Additionally, the Board of Trustees took action to fund investment in student services, such as advising and mental health, graduate student stipends, and support ongoing operations including its digital learning infrastructure by approving minimal annual increases to tuition and fees. At state-operated campuses the approved tuition and fee increase is $225, below the national average of $270, and at its four university centers, the increase is $350, which remains competitive among the 60 member institutions of the Association of American Universities, leaders in research and innovation in the United States and Canada.

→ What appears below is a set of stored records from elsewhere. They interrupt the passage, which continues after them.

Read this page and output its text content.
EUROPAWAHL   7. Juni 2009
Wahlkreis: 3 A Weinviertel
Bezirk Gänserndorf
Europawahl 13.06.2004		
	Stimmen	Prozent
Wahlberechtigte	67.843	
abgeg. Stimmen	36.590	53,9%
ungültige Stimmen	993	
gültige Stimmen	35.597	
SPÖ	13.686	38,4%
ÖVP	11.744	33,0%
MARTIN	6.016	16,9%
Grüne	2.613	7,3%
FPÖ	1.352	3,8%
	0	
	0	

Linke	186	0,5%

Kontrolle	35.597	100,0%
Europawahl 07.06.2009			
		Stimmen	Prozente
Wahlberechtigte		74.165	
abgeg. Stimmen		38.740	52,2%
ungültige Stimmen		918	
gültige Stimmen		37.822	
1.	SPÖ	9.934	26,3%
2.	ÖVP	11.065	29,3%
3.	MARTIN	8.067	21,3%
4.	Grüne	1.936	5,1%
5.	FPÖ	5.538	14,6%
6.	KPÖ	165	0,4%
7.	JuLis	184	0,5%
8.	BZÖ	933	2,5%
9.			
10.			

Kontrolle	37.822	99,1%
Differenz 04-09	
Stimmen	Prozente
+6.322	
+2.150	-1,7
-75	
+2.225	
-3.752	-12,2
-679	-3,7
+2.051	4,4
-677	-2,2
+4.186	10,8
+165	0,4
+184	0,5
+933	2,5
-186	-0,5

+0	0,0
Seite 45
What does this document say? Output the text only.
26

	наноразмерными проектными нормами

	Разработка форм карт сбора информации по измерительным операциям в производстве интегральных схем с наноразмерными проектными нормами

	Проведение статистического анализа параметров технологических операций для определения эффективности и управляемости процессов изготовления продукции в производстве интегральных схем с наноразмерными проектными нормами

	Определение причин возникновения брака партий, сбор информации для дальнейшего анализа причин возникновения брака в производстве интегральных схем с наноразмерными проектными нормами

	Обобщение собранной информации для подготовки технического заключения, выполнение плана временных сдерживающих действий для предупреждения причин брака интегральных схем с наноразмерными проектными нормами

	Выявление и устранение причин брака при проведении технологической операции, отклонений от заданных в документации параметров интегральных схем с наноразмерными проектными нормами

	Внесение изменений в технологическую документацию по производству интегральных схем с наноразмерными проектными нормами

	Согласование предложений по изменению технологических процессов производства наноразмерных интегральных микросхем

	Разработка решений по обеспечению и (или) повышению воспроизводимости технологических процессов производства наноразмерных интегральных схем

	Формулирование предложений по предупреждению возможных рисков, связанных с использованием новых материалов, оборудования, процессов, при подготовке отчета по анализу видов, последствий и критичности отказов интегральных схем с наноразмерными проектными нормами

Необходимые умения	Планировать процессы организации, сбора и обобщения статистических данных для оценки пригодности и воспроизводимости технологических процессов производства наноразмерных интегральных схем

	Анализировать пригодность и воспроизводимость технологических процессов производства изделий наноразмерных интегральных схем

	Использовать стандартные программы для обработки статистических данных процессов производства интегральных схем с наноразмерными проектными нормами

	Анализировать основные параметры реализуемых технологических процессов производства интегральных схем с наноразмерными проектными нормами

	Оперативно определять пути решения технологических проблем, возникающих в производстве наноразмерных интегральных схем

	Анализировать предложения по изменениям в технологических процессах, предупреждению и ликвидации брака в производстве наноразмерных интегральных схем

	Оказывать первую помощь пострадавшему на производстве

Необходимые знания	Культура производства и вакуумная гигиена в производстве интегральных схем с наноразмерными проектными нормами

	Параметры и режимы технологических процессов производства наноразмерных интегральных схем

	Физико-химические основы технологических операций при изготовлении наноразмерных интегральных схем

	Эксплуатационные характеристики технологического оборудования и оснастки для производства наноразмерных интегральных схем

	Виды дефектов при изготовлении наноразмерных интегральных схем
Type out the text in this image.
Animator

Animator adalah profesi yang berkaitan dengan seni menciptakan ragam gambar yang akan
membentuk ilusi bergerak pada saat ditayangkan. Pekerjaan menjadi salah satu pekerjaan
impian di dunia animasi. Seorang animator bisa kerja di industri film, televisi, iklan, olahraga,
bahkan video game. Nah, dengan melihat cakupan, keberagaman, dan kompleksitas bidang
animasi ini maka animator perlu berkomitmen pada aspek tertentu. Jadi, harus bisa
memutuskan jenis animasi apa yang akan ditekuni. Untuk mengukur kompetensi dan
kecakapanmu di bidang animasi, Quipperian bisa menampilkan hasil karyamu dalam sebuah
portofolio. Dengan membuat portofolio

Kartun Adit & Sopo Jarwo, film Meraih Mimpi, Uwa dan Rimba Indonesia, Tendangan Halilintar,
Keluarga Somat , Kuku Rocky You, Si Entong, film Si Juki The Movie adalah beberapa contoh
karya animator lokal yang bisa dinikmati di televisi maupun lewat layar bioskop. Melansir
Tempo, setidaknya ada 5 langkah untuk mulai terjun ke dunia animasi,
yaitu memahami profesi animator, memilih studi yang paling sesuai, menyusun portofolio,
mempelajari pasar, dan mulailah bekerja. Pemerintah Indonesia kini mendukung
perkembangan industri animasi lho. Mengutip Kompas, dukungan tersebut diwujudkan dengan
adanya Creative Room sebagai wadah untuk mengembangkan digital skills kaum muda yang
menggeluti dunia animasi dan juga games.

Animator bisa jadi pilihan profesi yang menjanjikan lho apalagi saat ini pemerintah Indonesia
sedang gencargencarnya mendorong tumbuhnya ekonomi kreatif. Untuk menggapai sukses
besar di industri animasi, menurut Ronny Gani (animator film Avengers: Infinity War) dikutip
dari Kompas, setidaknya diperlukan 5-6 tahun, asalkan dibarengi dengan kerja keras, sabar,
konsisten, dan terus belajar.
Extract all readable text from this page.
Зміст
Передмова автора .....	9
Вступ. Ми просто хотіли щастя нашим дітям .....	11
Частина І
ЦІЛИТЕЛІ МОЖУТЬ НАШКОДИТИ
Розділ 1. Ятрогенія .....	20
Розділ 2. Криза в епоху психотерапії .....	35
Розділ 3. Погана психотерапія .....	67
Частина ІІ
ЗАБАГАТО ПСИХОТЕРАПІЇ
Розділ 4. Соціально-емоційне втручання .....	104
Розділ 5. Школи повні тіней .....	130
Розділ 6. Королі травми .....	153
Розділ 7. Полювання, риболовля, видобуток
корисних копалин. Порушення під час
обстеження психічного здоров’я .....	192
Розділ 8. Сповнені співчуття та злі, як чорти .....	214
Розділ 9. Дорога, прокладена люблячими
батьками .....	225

With these changes, the cost of tuition and fees at SUNY is still lower than 28 other state public higher education institutions. In addition, 16 SUNY campuses are ranked in the top 10 percent nationwide for their success in achieving student social mobility, which measures how a college helps economically disadvantaged students graduate into good paying jobs. Six SUNY campuses, including the four university centers, are also in the top 10 percent for upward mobility as the fraction of its students who came from the bottom 20 percent of the income distribution end up in the top 20 percent.

Despite these modest increases, existing State (Tuition Assistance Program and Excelsior Scholarship) and SUNY (SUNY TAP) programs are expected to help mitigate additional costs to lower income students, while the Board has directed SUNY to work with campuses to ensure that increases do not impact accessibility and that campuses remain an affordable and high quality education for New Yorkers.

Under current State Education Law, SUNY’s Board of Trustees is authorized to increase resident undergraduate tuition rates at its state-operated campuses by $200, which it has voted to do so for the 2019-20 academic year. This increase does not impact students from low income households receiving full aid from TAP or Excelsior Scholarship recipients whose tuition is set at 2016-2017 levels.

The board also approved the ability for non-University Center State-operated campuses to increase fees at all campuses by $25 and an increase of $150 at SUNY’s four research university centers. These increases were approved to enable all campuses to support student services and ongoing operations including support for graduate student stipends, investing in digital learning infrastructure for classroom and research laboratories and funding for mental health services.